AffaMed is developing DEXTENZA to become the first sustained-release intracanalicular insert in China delivering a preservative-free dose of dexamethasone for up to 30 days with a single administration. DEXTENZA offers patients significant benefit in the form of assured compliance, and convenience relative to current treatments requiring multiple administrations of eyedrops per day after ocular surgery.
This is a prospective, randomized, double-masked, placebo-controlled, parallel-group, multicenter clinical study to evaluate the safety and efficacy of DEXTENZA (dexamethasone ophthalmic insert) versus placebo vehicle in the treatment of inflammation and pain in subjects who have undergone ocular surgery. A total of 249 subjects who have undergone cataract phacoemulsification with intraocular lens implantation will be enrolled to evaluate the safety and efficacy of DEXTENZA in the treatment of ocular inflammation and pain following cataract surgery.
More information on the study (CTR20232404) is available at www.chinadrugtrials.org.cn.

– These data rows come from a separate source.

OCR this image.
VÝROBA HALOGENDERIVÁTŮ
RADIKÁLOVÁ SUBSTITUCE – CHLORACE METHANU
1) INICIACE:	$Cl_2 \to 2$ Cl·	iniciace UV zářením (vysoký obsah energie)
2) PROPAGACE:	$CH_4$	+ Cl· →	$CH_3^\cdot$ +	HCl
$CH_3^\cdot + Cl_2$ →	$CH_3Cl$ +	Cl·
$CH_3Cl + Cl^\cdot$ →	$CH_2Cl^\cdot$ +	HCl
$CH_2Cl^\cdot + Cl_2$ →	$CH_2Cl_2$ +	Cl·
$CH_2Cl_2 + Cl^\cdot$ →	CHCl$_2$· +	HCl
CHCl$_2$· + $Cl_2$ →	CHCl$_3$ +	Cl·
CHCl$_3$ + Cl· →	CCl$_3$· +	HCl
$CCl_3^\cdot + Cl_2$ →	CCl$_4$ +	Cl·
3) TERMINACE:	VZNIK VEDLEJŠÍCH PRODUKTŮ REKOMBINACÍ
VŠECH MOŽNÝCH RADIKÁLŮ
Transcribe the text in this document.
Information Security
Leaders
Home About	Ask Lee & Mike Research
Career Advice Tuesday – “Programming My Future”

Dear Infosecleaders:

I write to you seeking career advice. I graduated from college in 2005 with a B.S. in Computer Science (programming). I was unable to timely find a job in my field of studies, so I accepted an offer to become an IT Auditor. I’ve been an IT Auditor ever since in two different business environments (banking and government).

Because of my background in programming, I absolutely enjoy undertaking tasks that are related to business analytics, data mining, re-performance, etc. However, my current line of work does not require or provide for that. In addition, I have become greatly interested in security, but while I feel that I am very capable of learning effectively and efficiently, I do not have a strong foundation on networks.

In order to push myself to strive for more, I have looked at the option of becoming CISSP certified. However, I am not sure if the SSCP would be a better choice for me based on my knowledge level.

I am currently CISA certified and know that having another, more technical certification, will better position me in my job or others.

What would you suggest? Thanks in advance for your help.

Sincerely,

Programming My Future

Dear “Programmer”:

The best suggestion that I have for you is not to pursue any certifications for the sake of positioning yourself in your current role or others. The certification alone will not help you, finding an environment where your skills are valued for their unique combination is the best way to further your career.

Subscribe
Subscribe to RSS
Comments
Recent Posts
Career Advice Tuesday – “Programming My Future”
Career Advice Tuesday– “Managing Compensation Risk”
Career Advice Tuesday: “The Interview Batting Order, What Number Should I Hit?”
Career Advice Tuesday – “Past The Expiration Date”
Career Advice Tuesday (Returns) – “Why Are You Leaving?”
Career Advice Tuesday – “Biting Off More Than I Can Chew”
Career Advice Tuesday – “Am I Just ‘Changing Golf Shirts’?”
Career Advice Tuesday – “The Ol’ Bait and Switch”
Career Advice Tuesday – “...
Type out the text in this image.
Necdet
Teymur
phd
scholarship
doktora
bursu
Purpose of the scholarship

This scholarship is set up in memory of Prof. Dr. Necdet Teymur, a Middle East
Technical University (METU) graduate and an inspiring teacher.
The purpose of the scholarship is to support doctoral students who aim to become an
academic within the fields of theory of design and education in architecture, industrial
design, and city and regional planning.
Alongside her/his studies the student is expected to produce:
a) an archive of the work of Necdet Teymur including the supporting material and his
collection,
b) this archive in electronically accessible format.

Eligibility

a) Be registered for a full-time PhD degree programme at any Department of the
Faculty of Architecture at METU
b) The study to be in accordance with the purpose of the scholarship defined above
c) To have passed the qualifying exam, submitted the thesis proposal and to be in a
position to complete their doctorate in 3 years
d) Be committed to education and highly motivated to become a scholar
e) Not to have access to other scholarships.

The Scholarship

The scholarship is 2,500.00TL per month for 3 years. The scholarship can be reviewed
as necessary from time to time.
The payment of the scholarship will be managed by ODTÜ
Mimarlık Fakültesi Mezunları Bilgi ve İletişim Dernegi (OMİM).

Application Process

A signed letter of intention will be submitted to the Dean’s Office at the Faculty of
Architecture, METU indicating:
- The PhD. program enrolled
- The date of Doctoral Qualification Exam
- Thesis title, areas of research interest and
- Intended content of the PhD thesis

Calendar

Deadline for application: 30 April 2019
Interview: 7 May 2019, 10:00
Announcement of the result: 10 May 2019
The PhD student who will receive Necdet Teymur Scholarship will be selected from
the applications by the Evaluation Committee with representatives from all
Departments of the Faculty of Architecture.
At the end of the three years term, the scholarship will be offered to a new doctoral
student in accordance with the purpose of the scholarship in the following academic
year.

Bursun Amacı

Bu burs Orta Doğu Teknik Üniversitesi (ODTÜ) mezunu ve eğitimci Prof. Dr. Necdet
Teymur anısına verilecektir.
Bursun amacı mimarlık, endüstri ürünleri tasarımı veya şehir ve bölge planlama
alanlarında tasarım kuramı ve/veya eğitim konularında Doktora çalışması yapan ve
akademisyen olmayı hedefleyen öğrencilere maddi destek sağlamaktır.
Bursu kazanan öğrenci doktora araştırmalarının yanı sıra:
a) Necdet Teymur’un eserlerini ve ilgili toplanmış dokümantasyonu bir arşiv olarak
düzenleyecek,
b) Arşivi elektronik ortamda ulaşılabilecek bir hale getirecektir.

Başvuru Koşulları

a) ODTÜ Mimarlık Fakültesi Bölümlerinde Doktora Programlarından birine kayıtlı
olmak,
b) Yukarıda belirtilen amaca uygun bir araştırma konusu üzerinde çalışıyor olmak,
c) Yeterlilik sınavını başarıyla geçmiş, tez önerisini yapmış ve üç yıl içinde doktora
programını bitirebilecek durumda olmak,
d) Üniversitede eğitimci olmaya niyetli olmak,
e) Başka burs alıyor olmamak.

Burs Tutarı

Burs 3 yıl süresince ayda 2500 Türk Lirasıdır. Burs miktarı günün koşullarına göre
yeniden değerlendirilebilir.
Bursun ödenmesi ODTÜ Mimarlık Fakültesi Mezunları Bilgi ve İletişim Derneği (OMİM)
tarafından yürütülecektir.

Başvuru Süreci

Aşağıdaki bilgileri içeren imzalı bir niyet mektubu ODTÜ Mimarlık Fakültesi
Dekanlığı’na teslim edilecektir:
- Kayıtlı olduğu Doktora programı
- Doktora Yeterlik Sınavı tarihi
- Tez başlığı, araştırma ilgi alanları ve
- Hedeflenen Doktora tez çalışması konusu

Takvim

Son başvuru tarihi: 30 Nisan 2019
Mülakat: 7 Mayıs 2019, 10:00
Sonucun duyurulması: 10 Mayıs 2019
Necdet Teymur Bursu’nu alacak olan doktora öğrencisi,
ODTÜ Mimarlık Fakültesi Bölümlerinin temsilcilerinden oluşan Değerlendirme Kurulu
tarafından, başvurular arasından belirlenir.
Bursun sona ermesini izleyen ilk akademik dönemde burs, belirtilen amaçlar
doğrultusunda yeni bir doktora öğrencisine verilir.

As previously announced, in January 2022, AffaMed initiated a Real-World Study in Boao, Hainan, evaluating the safety and efficacy of DEXTENZA for the treatment of ocular inflammation and pain post-cataract surgery. The purpose of the study is to support and accelerate the registration application for DEXTENZA in Mainland China, and AffaMed anticipates sharing top-line data from this study in Q4 2023.
About AffaMed Therapeutics
AffaMed Therapeutics is a clinical stage biopharmaceutical company focused on developing and commercializing transformative pharmaceutical, digital and surgical products that address critical unmet medical needs in ophthalmological, neurological and psychiatric disorders for patients in Greater China and around the world. The leadership team at AffaMed Therapeutics has gained deep industry expertise and an extensive track record in high-quality discovery, clinical development, regulatory affairs, business development, manufacturing, and commercial operations at leading multi-national biopharmaceutical companies in China and globally.
DEXTENZA is FDA-approved for the treatment of ocular inflammation and pain following ophthalmic surgery and ocular itching associated with allergic conjunctivitis. DEXTENZA is a corticosteroid intracanalicular insert placed in the punctum, a natural opening in the inner portion of the lower eyelid, and into the canaliculus and is designed to deliver dexamethasone to the ocular surface for up to 30 days without preservatives. DEXTENZA resorbs and exits the nasolacrimal system without the need for removal.